王睿之又被王若箫與錢氏強逼着與刑部尚書家的長女相看了一番,若無意外,下半年就要把婚事定下來。
且王若箫也耳提面命地訓斥過他,隻說絕不可能讓傾絲做他的妾室。
再怎麼說傾絲都是王若箫的外甥女,他又在乎臉面,讓外甥女做兒子妾室這樣的荒唐事會損毀他的名聲。
王若箫自然不願。
可憐這塊香氣四溢的肥肉挂在王睿之眼前如此之久,他卻遲遲無法将其吞咽入肚,可惹得他夜不能寐、寤寐思之。
今日也是酒意起了興,頭腦一熱才會在這酒紅樓的雅間裡大放厥詞。
與他一同喝葷酒的幾個纨绔子弟也都是走雞鬥狗之流,家裡莺莺燕燕一大堆,根本不是什麼正經之人。
收用丫鬟、調戲仆婦、乃至在外蓄養外室、魁娘都是家常便飯之事。
偏偏王睿之連個無依無靠的孤女表妹都搞不定,傳出去實在是面上無光,不得已他才會在喝多了酒後如此吹噓一場。
隻是他沒有料想到這番吹噓的話語會一句不落地飄入魏泱的耳朵裡,也不知曉魏泱與傾絲之間的瓜葛。
所以,在魏泱猛地走入了他所在的雅間内時,王睿之甚至還笑着與他問了好,他身旁的狐朋狗友們更是極有眼色地要給魏泱讓出座位來。

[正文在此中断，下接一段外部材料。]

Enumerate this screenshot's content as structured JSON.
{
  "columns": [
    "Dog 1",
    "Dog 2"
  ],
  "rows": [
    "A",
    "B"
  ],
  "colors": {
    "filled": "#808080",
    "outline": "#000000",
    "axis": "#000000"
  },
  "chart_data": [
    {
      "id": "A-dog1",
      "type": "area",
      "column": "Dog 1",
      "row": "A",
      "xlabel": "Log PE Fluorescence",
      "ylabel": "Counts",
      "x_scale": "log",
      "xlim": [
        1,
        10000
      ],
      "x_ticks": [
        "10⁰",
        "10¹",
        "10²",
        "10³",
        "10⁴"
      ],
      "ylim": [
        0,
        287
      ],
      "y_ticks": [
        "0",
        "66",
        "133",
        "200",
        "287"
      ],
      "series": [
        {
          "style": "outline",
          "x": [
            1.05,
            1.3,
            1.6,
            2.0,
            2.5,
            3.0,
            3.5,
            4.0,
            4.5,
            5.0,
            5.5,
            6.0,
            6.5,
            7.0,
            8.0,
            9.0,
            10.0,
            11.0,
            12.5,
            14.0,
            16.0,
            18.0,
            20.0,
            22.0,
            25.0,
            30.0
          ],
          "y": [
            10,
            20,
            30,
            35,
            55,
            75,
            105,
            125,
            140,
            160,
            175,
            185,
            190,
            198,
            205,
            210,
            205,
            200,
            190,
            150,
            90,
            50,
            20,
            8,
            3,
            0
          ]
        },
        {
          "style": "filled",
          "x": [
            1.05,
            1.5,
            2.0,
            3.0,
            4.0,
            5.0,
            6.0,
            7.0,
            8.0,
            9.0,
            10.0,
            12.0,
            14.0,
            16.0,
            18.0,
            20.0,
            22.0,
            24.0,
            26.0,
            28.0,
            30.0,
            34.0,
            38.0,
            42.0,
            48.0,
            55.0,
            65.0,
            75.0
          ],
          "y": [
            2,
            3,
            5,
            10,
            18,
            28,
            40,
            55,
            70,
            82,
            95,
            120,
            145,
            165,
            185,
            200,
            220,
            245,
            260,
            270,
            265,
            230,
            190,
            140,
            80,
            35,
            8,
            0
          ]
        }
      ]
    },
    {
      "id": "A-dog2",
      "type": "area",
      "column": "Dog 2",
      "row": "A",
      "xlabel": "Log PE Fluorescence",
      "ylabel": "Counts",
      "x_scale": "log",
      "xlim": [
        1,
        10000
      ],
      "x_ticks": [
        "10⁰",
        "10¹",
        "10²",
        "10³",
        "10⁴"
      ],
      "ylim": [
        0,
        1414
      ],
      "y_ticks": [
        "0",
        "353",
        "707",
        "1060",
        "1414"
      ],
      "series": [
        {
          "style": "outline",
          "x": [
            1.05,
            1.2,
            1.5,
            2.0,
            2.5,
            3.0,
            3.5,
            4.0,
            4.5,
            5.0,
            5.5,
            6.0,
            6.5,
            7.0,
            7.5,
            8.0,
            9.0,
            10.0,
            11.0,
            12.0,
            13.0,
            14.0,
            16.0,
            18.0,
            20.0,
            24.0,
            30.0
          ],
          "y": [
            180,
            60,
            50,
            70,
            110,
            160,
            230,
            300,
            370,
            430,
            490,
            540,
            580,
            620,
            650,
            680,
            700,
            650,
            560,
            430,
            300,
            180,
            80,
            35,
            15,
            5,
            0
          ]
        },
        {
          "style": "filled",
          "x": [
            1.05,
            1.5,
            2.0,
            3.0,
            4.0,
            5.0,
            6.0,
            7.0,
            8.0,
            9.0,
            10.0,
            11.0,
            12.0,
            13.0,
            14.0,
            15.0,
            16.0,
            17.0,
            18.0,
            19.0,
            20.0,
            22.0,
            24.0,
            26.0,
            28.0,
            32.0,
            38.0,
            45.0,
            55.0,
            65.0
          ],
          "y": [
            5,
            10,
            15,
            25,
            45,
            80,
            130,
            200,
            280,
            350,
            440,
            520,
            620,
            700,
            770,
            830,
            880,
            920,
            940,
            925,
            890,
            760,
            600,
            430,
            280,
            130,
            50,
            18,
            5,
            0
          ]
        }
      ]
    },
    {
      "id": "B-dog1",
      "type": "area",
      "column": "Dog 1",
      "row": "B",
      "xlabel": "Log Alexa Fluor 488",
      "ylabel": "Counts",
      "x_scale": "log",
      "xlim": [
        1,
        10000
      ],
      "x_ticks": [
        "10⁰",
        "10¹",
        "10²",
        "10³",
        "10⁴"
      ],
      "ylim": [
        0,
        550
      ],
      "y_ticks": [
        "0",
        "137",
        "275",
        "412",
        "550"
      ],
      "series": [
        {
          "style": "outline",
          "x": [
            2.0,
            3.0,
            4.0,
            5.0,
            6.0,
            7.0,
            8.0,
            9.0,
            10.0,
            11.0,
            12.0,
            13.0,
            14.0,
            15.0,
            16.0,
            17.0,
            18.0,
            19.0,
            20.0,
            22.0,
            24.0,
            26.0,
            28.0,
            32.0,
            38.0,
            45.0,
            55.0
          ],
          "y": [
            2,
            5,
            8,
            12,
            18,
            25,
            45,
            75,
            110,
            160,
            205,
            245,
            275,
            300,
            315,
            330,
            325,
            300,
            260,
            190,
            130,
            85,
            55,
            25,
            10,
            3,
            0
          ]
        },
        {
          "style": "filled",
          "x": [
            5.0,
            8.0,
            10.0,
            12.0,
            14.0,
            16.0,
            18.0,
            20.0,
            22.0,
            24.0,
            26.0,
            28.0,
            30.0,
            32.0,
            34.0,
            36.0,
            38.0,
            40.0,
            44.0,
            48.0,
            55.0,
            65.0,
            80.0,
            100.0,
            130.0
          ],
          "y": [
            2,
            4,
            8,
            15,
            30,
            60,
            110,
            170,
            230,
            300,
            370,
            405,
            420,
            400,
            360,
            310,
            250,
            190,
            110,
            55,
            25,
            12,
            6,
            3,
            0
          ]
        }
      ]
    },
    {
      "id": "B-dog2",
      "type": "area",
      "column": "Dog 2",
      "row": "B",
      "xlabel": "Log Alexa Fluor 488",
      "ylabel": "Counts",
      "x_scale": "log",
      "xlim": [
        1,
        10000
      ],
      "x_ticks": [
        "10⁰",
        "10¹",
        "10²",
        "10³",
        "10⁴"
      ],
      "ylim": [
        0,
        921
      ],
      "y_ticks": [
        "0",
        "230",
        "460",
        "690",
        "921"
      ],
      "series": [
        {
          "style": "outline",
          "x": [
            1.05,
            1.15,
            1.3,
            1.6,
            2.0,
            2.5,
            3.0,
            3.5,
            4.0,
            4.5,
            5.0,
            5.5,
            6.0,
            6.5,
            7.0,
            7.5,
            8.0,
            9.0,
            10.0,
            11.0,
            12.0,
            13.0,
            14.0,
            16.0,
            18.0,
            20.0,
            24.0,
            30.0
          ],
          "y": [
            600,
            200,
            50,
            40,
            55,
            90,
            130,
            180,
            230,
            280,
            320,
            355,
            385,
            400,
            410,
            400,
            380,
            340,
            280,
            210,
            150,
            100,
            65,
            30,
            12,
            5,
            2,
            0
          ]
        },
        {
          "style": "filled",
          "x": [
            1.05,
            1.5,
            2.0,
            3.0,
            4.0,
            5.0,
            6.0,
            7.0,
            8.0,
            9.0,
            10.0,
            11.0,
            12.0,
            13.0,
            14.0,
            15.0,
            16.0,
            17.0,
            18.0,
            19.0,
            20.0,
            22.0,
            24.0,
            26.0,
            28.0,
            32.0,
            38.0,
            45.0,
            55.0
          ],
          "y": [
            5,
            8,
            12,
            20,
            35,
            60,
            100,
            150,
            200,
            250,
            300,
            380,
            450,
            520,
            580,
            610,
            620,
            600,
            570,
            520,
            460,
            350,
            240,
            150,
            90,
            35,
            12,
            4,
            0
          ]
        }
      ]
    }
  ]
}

通明曜目的燭火下,魏泱着一身玄墨色對襟長衫,墨發随意一束,幾绺青絲垂落在他如冠玉的臉頰旁,單論容色,他不愧是被京中幾位貴女們争相追逐着的朗赫公子,連他腰間價值不菲的金石玉帶也壓不過他通身上下的矜貴氣度。
“魏世子請坐。”谄媚讨好聲不絕于耳。
可魏泱卻隻是挺立在門廊處,直勾勾地盯着前方的王睿之。
滿打滿算,他也住進乾國公府一年的光陰了,這似乎還是他頭一次将王睿之納進了自己的眼底。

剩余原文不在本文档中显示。